Like the original Napster, YouTube is a hit service in search of a business model. Unlike Napster, YouTube looks to be stumbling slowly toward both profitability and legality. The most recent bit of good news for the site is today’s announcement that Warner Music Group has inked an unprecedented deal with the Internet upstart. In return for a slice of advertising revenues, Warner will allow YouTube to host its entire music video back catalogue and—even more unusual—user-created videos can use Warner songs in their soundtracks.
Warner has done more than just “seen the light”; the music behemoth has had a full-blown, Damascus Road-style conversion when it comes to the Internet. Giving music videos away? Allowing consumers to use Wilco songs? Has the world gone mad?

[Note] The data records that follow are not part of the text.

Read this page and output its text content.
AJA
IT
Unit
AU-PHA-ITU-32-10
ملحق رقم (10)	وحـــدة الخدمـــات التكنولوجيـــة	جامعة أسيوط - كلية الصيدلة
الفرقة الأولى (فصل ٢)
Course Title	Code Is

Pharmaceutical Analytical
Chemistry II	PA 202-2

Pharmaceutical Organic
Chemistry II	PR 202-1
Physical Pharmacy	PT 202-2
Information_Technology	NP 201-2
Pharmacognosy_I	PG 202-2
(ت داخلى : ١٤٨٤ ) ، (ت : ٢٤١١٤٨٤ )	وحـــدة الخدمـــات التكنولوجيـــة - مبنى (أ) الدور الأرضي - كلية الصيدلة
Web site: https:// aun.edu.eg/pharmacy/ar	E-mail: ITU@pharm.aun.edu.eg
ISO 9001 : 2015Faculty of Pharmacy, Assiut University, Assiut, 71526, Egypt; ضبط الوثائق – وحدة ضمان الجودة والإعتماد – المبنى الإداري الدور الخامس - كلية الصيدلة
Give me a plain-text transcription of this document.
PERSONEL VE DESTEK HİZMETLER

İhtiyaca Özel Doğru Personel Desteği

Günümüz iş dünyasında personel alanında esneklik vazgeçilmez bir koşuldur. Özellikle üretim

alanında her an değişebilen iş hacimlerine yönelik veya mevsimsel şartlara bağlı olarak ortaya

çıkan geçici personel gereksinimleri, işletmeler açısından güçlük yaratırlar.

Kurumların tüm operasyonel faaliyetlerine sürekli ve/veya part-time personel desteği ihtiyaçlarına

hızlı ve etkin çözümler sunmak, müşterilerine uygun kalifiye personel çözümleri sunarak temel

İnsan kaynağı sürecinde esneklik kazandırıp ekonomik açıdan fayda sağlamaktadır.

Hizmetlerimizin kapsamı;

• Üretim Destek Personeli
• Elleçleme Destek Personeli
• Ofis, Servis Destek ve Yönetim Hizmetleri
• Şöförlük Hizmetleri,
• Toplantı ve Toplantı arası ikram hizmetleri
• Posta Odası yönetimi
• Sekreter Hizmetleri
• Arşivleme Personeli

Whether Warner will backslide into the apostacy of the RIAA and Universal (both of whom have been rumbling about suing YouTube into the Stone Age) remains to be seen, but this is a positive first step. Warner, like St. Paul, will embrace those it once persecuted. Unlike St. Paul, however, Warner’s motivations are decidedly unspiritual. The music group will get a cut of the advertising revenue for ads displayed during videos that use its music. This is simple enough to determine when it comes to music videos, but much harder when a 15-year-old from Skokie throws a track into the school project she has just uploaded. To make sure that Warner gets its cut, YouTube is also rolling out a proprietary system for identifying clips of copyrighted music in its videos. This “content identification and royalty reporting system” will be rolled out by the end of the year in conjunction with the release of Warner’s material.